Não há mais como tergiversar. Ou bem se coloca um vigoroso basta às tentativas de retorno da ditadura, ou estaremos sem querer sendo cúmplices passivos de uma tenebrosa manobra com fortes inícios de integrar uma escalada destinada a impedir avanços na direção de estados democráticos e soberanos na região integrada pelo povo latino americano. Se há a ameaça de ingerência interna por parte de quem deveria salvaguardar a democracia, o que dizer da ingerência externa com vistas a impedir a verdadeira independência dos países da região?

A política de confronto contra os sustentáculos da soberania nacional vem de longe, como é sabido.
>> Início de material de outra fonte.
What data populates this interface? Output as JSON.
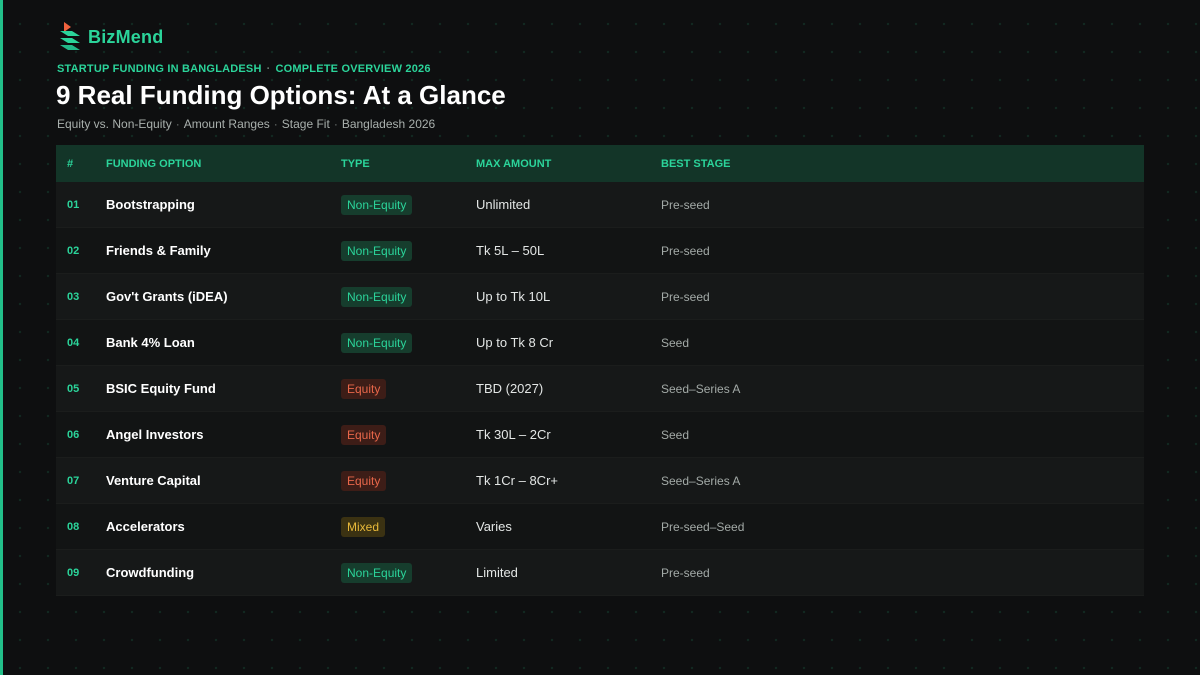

Porém, suas mais recentes incursões derivam de estratégias que dispensam o uso sistemático das armas bélicas substituindo-as por armas de alcance mais eficientes porque agem na formulação de conteúdos difundidos pelos canais midiáticos com o auxílio de engenhos mais sofisticados, nem sempre percebidos pela grande maioria dos indivíduos cada vez mais individualizados em seus afazeres triviais em face de novas e crescentes necessidades.

Deem o nome de imperialismo de novo porte, de neoliberalismo, ou de modalidade tecnologicamente mais usual, o fato é que de novo se instala a convivência de interesses de fora com os de dentro do país.

Em outras palavras, a permanente dependência na esfera do capitalismo entre as burguesias que dominam o centro das atividades do sistema mundial, e as que cumprem o papel de satélites pouca importância ou compromisso com os reais interesses nacionais. Assim foi no nosso passado remoto, assim tem sido no nosso passado recente. Cabe, então, a pergunta. Por que juntar interesses distintos, quando o do povo nada tem a ver com os engravatados senhores das bancas financeiras e detentores do poder de mando num mundo do capital?

É que está em jogo o princípio da defesa de protocolos civilizatórios, sem eles estamos lentamente mergulhando no vazio alucinante do vale tudo onde os milicianos que atuam nas beiras e agora também no centro dos poderes acabam governando suas próprias necessidades de expansão. De modo a aprisionar a sociedade civil, que se torna refém desse poder de fato. Com isso, torna-se necessário um movimento só comparado ao que se passou durante a guerra contra o nazi-fascismo.

Naquela ocasião foi possível reunir todos, patrões e empregados, religiosos e ateus anti-religiosos, comunistas e conservadores reacionários, mas antifascistas; e até líderes de uma Guerra Fria que se encontrava em germinação e que se fez presente logo após a derrota da Alemanha de Hitler. A humanidade, no que ela tem de convivência com a diversidade, estava em jogo contra a fúria de um projeto demolidor. Isso foi o bastante para unificar todo mundo.

Deixar de lado momentaneamente os pruridos de cunho ideológicos de lado, mas fazê-los funcionar quando preciso, e agir de acordo com as prioridades do momento, eis a tarefa política mais urgente. E esta consiste na remoção do entulho autoritário não tocado pelos constituintes e as ameaças dos saudosos da ditadura, cuja teimosia pela volta ao passado precisa ser impedida. Mas ao se associar às correntes conservadoras que detêm o poder econômico, não cair na tentação da conciliação de classes. Uma disposição genuína e equivocada por parte das correntes populares não deve ceder aos encantos de uma união duradoura provocados pela história, que costuma punir os erros de sempre.

De resto, cabe acrescentar que esse movimento de unidade em torno do que temos de legalidade formal não significa que o povo organizado continue nas ruas. Ao contrário. Transformar essas manifestações em algo mais do que palpável, concreto, só mesmo as urnas. Para reafirmá-lo ou então que a força de um movimento de massa consiga a despeito dos tempos de pandemia impedir a continuidade do gerente dessa ação de desmonte nacional, que representa o mais terrível retrocesso político que se tem conta em nossa história.

 


LINCOLN DE ABREU PENNA – Doutor em História Social pela Universidade de São Paulo (USP); Conferencista Honorário do Real Gabinete Português de Leitura; Professor Aposentado da Universidade Federal do Rio de Janeiro (UFRJ); Presidente do Movimento em Defesa da Economia Nacional (Modecon); Colunista e Membro do Conselho Consultivo do jornal Tribuna da Imprensa Livre.